I had almost forgotten the bang by the time my own little noise makers drove me to the relative peace of our local wifi hot spot, deli, and general store this afternoon.  I sat down with my computer and snack with the idea I would work.  I didn’t get my earbuds in fast enough, however, to avoid hearing a neighbor (anyone in a town of ~300 is considered a neighbor) mention the big bang from the night before.  

The owner of the establishment wisely chose not to join in any gossip or speculation, but our new companion was more than willing to share what he knew and thought he knew.  None of what he shared was comforting.  Still, the initial explanation – that a firearm had caused an explosion (how we didn’t know quite for sure) was half speculation and half fact, and I left a while later feeling concerned but not overly worried.
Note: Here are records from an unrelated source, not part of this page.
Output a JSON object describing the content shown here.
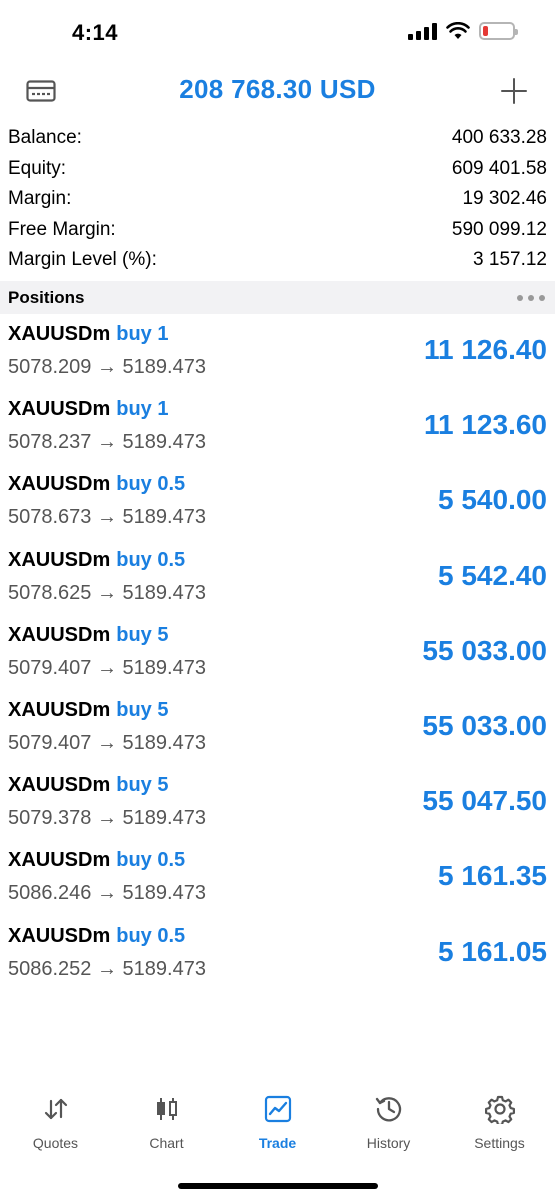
{
  "status_bar": {
    "time": "4:14",
    "battery_color": "#e53935"
  },
  "header": {
    "title": "208 768.30 USD",
    "left_icon": "card-icon",
    "right_icon": "plus-icon",
    "accent_color": "#1a7fe0"
  },
  "summary": [
    {
      "label": "Balance:",
      "value": "400 633.28"
    },
    {
      "label": "Equity:",
      "value": "609 401.58"
    },
    {
      "label": "Margin:",
      "value": "19 302.46"
    },
    {
      "label": "Free Margin:",
      "value": "590 099.12"
    },
    {
      "label": "Margin Level (%):",
      "value": "3 157.12"
    }
  ],
  "positions_header": {
    "title": "Positions",
    "menu_icon": "more-dots-icon"
  },
  "positions": [
    {
      "symbol": "XAUUSDm",
      "direction": "buy 1",
      "prices": "5078.209 → 5189.473",
      "profit": "11 126.40"
    },
    {
      "symbol": "XAUUSDm",
      "direction": "buy 1",
      "prices": "5078.237 → 5189.473",
      "profit": "11 123.60"
    },
    {
      "symbol": "XAUUSDm",
      "direction": "buy 0.5",
      "prices": "5078.673 → 5189.473",
      "profit": "5 540.00"
    },
    {
      "symbol": "XAUUSDm",
      "direction": "buy 0.5",
      "prices": "5078.625 → 5189.473",
      "profit": "5 542.40"
    },
    {
      "symbol": "XAUUSDm",
      "direction": "buy 5",
      "prices": "5079.407 → 5189.473",
      "profit": "55 033.00"
    },
    {
      "symbol": "XAUUSDm",
      "direction": "buy 5",
      "prices": "5079.407 → 5189.473",
      "profit": "55 033.00"
    },
    {
      "symbol": "XAUUSDm",
      "direction": "buy 5",
      "prices": "5079.378 → 5189.473",
      "profit": "55 047.50"
    },
    {
      "symbol": "XAUUSDm",
      "direction": "buy 0.5",
      "prices": "5086.246 → 5189.473",
      "profit": "5 161.35"
    },
    {
      "symbol": "XAUUSDm",
      "direction": "buy 0.5",
      "prices": "5086.252 → 5189.473",
      "profit": "5 161.05"
    }
  ],
  "tabs": [
    {
      "label": "Quotes",
      "icon": "quotes-arrows-icon",
      "active": false
    },
    {
      "label": "Chart",
      "icon": "candlestick-chart-icon",
      "active": false
    },
    {
      "label": "Trade",
      "icon": "trade-line-chart-icon",
      "active": true
    },
    {
      "label": "History",
      "icon": "history-clock-icon",
      "active": false
    },
    {
      "label": "Settings",
      "icon": "gear-icon",
      "active": false
    }
  ]
}
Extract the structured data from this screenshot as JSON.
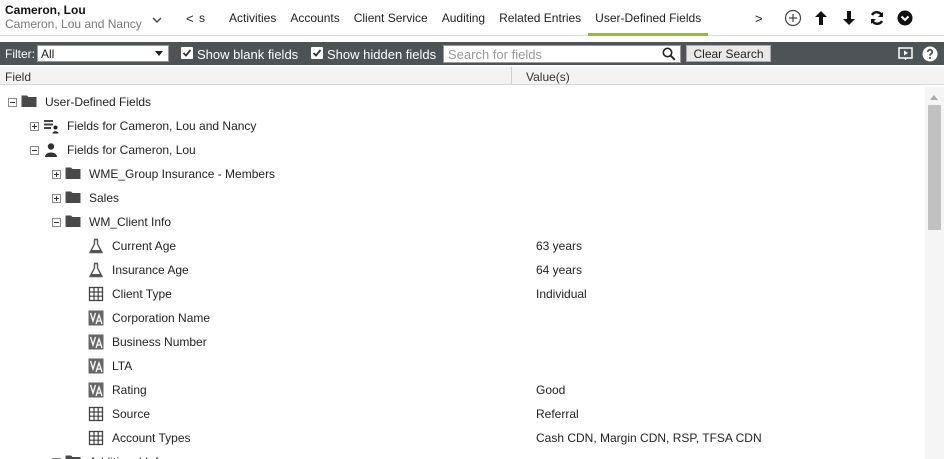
{
  "contact": {
    "name": "Cameron, Lou",
    "household": "Cameron, Lou and Nancy"
  },
  "nav": {
    "prev_label": "<",
    "prev_tab_fragment": "s",
    "next_label": ">",
    "tabs": [
      {
        "label": "Activities"
      },
      {
        "label": "Accounts"
      },
      {
        "label": "Client Service"
      },
      {
        "label": "Auditing"
      },
      {
        "label": "Related Entries"
      },
      {
        "label": "User-Defined Fields",
        "active": true
      }
    ],
    "accent_color": "#8fc31f"
  },
  "toolbar_icons": [
    "add-circle-icon",
    "arrow-up-icon",
    "arrow-down-icon",
    "refresh-icon",
    "chevron-down-circle-icon"
  ],
  "filterbar": {
    "filter_label": "Filter:",
    "filter_value": "All",
    "show_blank_label": "Show blank fields",
    "show_blank_checked": true,
    "show_hidden_label": "Show hidden fields",
    "show_hidden_checked": true,
    "search_placeholder": "Search for fields",
    "search_value": "",
    "clear_label": "Clear Search",
    "background_color": "#4e5358"
  },
  "columns": {
    "field": "Field",
    "values": "Value(s)"
  },
  "tree": [
    {
      "level": 0,
      "toggle": "minus",
      "icon": "folder-icon",
      "label": "User-Defined Fields",
      "value": ""
    },
    {
      "level": 1,
      "toggle": "plus",
      "icon": "household-icon",
      "label": "Fields for Cameron, Lou and Nancy",
      "value": ""
    },
    {
      "level": 1,
      "toggle": "minus",
      "icon": "person-icon",
      "label": "Fields for Cameron, Lou",
      "value": ""
    },
    {
      "level": 2,
      "toggle": "plus",
      "icon": "folder-icon",
      "label": "WME_Group Insurance - Members",
      "value": ""
    },
    {
      "level": 2,
      "toggle": "plus",
      "icon": "folder-icon",
      "label": "Sales",
      "value": ""
    },
    {
      "level": 2,
      "toggle": "minus",
      "icon": "folder-icon",
      "label": "WM_Client Info",
      "value": ""
    },
    {
      "level": 3,
      "toggle": "none",
      "icon": "flask-icon",
      "label": "Current Age",
      "value": "63 years"
    },
    {
      "level": 3,
      "toggle": "none",
      "icon": "flask-icon",
      "label": "Insurance Age",
      "value": "64 years"
    },
    {
      "level": 3,
      "toggle": "none",
      "icon": "grid-icon",
      "label": "Client Type",
      "value": "Individual"
    },
    {
      "level": 3,
      "toggle": "none",
      "icon": "text-field-icon",
      "label": "Corporation Name",
      "value": ""
    },
    {
      "level": 3,
      "toggle": "none",
      "icon": "text-field-icon",
      "label": "Business Number",
      "value": ""
    },
    {
      "level": 3,
      "toggle": "none",
      "icon": "text-field-icon",
      "label": "LTA",
      "value": ""
    },
    {
      "level": 3,
      "toggle": "none",
      "icon": "text-field-icon",
      "label": "Rating",
      "value": "Good"
    },
    {
      "level": 3,
      "toggle": "none",
      "icon": "grid-icon",
      "label": "Source",
      "value": "Referral"
    },
    {
      "level": 3,
      "toggle": "none",
      "icon": "grid-icon",
      "label": "Account Types",
      "value": "Cash CDN, Margin CDN, RSP, TFSA CDN"
    },
    {
      "level": 2,
      "toggle": "plus",
      "icon": "folder-icon",
      "label": "Additional Info",
      "value": ""
    }
  ]
}
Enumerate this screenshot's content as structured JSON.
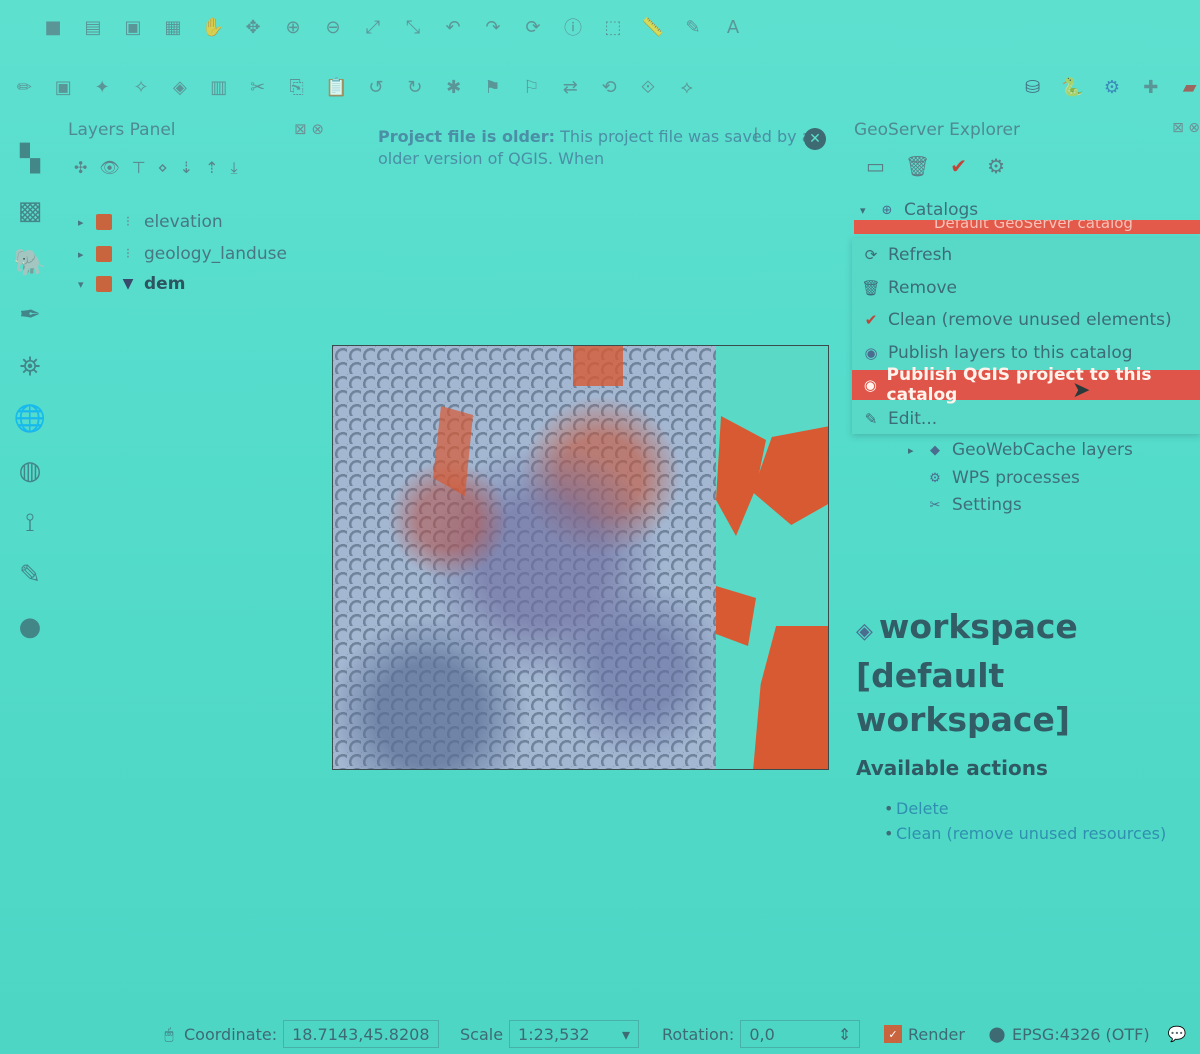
{
  "layers_panel": {
    "title": "Layers Panel",
    "layers": [
      {
        "name": "elevation"
      },
      {
        "name": "geology_landuse"
      },
      {
        "name": "dem"
      }
    ]
  },
  "message_bar": {
    "bold_text": "Project file is older:",
    "text": " This project file was saved by an older version of QGIS. When"
  },
  "geoserver_explorer": {
    "title": "GeoServer Explorer",
    "tree": {
      "catalogs_label": "Catalogs",
      "selected_catalog": "Default GeoServer catalog",
      "geowebcache_label": "GeoWebCache layers",
      "wps_label": "WPS processes",
      "settings_label": "Settings"
    },
    "context_menu": [
      {
        "label": "Refresh",
        "icon": "refresh-icon"
      },
      {
        "label": "Remove",
        "icon": "trash-icon"
      },
      {
        "label": "Clean (remove unused elements)",
        "icon": "broom-icon"
      },
      {
        "label": "Publish layers to this catalog",
        "icon": "publish-icon"
      },
      {
        "label": "Publish QGIS project to this catalog",
        "icon": "publish-project-icon"
      },
      {
        "label": "Edit...",
        "icon": "edit-icon"
      }
    ],
    "details": {
      "title_line1": "workspace",
      "title_line2": "[default workspace]",
      "actions_heading": "Available actions",
      "actions": [
        {
          "label": "Delete"
        },
        {
          "label": "Clean (remove unused resources)"
        }
      ]
    }
  },
  "status_bar": {
    "coordinate_label": "Coordinate:",
    "coordinate_value": "18.7143,45.8208",
    "scale_label": "Scale",
    "scale_value": "1:23,532",
    "rotation_label": "Rotation:",
    "rotation_value": "0,0",
    "render_label": "Render",
    "crs_label": "EPSG:4326 (OTF)"
  },
  "colors": {
    "accent_red": "#e0554a",
    "background": "#55dccb",
    "vector_fill": "#d75a33"
  }
}
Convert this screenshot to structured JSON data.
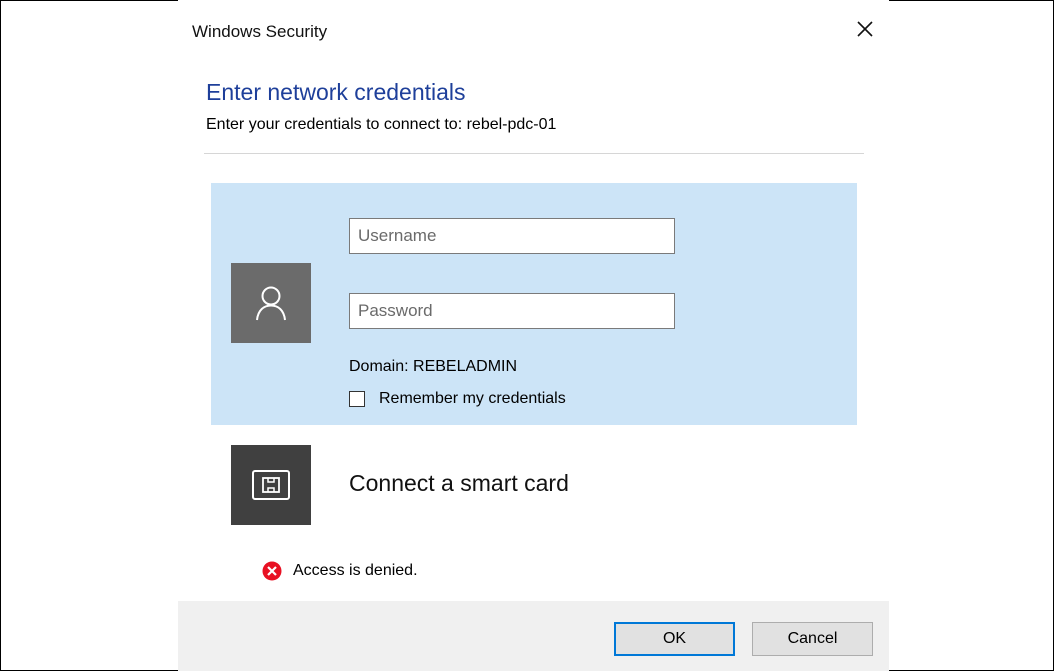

My concern turned to real worry very soon, however, when the Big Guy got a call and more information from a neighbor with reliable source.  To our horror we learned that someone across the way had managed to build a fertilizer bomb.  We learned that an investigation was and is underway, but little other information was available. 

The absence of information turned my worry to palpable fear. Even now as I write, thoughts of other bomb builders and their targets run through my mind.  My first thought was to keep my children home from school or any public activity until we hear more.  But, even as I struggle to find the line between common sense safety measures and parental paranoia, I am confronted by my own words and desire for progress.

Over the last few months and years I have struggled not to let my own encounter with a pair of armed robbers years ago control my or my family’s lives.  Countless times I have choked down my fear and forced myself to let my kids live their lives.  But tonight, wondering what the bomb builder was thinking or even planning, the line between lives half-lived in fear and those carefully guarded is pretty blurred.

The New Normal

Twenty years ago I was on the receiving end of an armed home invasion at the home of an acquaintance I never should have made.  It ended with a group of us lying on the floor, our noses in a smelly mustard and gold shag carpet as we wondered if our assailants were about to leave us or leave us dead.  When they were gone, we began cycling through all of the stages of grief until the police came and an emergency locksmith could make new keys for our cars, allowing us to escape back to our old lives.  What I didn’t realize in that first hour was that my old life was over forever.

It wasn’t a great life before the robbery, but it was not a life lived in fear (or caution, but that’s another story).  I had lived in ‘bad’ neighborhoods before the incident and no part of the city really frightened me.  After the incident I was afraid to go anywhere, and when I had to be in public places or unsecured locations, I made every effort to be invisible.  I watched doors.  I sized up people.  Fear embalmed me.

It took years and a lot of love from the Big Guy to crack that sarcophagus.  However, even now, when an incident like the one in Newtown, CT is reported, I realize, part of my soul will always be wrapped in those bandages (as I suspect the survivors of this and other senseless massacres will be).  I felt it yesterday as we sat at our son’s basketball practice and every opening of the door knotted my stomach a bit more.  I know this sensation – it’s part of the new old normal that began twenty years ago.

We had already planned a weekend of holiday activities with just the four of us, and, wanting to avoid the glare of the malls, we opted for a visit to the Vermont Country Store in Weston.  We did our weekly breakfast at Bob’s Diner in Manchester and headed up the Bromley mountain on the way to Weston.  For the two of us, the gloriously cold and sunny day seemed out of joint with what has been in our hearts since Friday morning.

In the back seat Thing1 and Thing2 were already beginning their road trip antics that I swear are designed to grow grey hair on my head.  The Big Guy reprimanded them as the volume reached earthquake level, but as we switched on the radio and all of us marveled at the passing mountainous landscape we’ve seen a hundred times before, I reminded myself that this, too, is part of my New Normal.  Right now, it is enough.